I am a dj, I am what I play
Così recitava un suo brano del 1979. Il dj da club non esisteva ancora, o meglio, non era ancora una figura affermata. Bowie si rivolgeva ai dj delle radio, che al tempo decidevano vita e morte degli artisti. Ritratto ironico e cinico, il singolo non volò alto, ma verrà poi ripreso, capovolto, come motto della filosofia dei dj. “Sono quello che suono”. Frase cara a Claudio Coccoluto, ad esempio, che spesso la cita per descrivere quella che è più di una professione. Benny Benassi, qualche anno fa, ripescò il pezzo e ci fece una sua versione. E in un’epoca in cui tutto viene citato, campionato, remixato, il numero di volte in cui Bowie è stato menzionato e ripreso è impressionante, un indice chiaro di come sia parte integrante e imprescindibile della cultura popolare e dell’immaginario collettivo. “Heroes” è usata in film, spot, tracce dance, cover, ovunque. “Let’s dance!” è un inno, un grido di battaglia in sè. “Space Oddity” è un pezzo di storia, mi viene in mente, così a caldo, il 360° Tour degli U2, dove veniva utilizzata come “sigla” di apertura dei concerti. E vogliamo parlare della cover di “Aladdin Sane”? L’immagine del fulmine, di cui già parlavo sopra, è un simbolo, come lo swoosh di Nike, il cavallino Ferrari, la M di McDonalds. Perdonate i paragoni irriverenti. il gusto della provocazione, con Bowie, è nell’aria.

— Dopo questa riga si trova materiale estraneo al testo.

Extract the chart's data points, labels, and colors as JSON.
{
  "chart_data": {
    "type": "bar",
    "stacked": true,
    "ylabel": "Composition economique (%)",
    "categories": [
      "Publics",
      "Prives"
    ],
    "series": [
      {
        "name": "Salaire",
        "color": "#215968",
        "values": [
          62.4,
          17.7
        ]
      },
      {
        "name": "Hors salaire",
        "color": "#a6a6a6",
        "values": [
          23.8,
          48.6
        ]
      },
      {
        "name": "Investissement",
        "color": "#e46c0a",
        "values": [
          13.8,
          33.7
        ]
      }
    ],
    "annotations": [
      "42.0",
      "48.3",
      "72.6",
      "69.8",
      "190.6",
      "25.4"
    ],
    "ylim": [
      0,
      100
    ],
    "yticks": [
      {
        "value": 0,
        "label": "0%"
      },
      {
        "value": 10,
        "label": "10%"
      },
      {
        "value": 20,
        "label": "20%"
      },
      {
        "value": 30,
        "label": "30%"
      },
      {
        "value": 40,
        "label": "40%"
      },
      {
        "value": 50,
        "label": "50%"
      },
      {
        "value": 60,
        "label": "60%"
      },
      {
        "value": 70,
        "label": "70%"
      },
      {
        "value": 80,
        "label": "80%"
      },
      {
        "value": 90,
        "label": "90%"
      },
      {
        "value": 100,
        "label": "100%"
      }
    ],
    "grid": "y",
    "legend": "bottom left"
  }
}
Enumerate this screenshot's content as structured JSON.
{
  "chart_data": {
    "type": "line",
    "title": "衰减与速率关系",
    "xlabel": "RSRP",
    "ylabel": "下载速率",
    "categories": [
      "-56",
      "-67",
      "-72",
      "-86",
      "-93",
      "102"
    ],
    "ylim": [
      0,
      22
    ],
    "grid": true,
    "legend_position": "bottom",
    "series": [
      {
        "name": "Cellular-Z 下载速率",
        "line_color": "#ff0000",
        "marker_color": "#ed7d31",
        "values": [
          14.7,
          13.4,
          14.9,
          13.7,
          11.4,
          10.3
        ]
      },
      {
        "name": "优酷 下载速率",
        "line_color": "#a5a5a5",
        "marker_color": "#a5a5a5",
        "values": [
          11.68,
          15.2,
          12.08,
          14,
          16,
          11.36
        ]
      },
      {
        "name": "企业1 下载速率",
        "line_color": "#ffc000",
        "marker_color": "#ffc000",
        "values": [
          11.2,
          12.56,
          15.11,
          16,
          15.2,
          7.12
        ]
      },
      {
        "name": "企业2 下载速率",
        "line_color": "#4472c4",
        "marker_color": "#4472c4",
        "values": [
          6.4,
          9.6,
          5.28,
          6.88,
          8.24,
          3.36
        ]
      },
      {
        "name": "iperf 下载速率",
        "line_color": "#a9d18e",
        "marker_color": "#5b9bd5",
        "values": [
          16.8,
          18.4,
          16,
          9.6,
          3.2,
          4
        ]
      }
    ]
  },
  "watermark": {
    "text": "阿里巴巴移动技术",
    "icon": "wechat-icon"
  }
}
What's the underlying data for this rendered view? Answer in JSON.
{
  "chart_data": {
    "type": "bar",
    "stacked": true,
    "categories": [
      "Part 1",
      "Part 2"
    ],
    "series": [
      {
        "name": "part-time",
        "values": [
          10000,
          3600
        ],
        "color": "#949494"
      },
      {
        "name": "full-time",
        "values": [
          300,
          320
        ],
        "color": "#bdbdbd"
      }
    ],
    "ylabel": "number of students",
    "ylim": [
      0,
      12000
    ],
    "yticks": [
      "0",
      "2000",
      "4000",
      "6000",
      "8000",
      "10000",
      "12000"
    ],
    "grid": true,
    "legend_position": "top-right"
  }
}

Una piccola, grande meraviglia
“Little wonder” è un brano del 1997, il singolo di lancio di “Earthling”. Visto che DJ Mag è una rivista di musica elettronica, mi pare giusto concludere il nostro piccolo omaggio a questo grande artista con la sua hit più elettronica: erano gli anni della drum’n’bass, e David se ne uscì con questo pezzo pazzesco, con un sound perfettamente in linea con i tempi, e perfettamente credibile, in cui non rinunciava alla sua identità sonora per rincorrere le mode, ma dove era la moda a vestirsi addosso al suono di Bowie in maniera impeccabile, come fosse una giacca tagliata su misura. Perchè i geni sono così: non devono mai inseguire, semmai sono sempre inseguiti. Ci mancherai, Bowie. Ma la tua musica no. Perchè rimarrà in eterno, e tanto basta perchè, da vera leggenda, tu non te ne vada mai del tutto. La tua opera monumentale, e la tua immagine beffarda e austera, nobile e provocatoria, rimarrano per sempre. Come si addice a un’icona.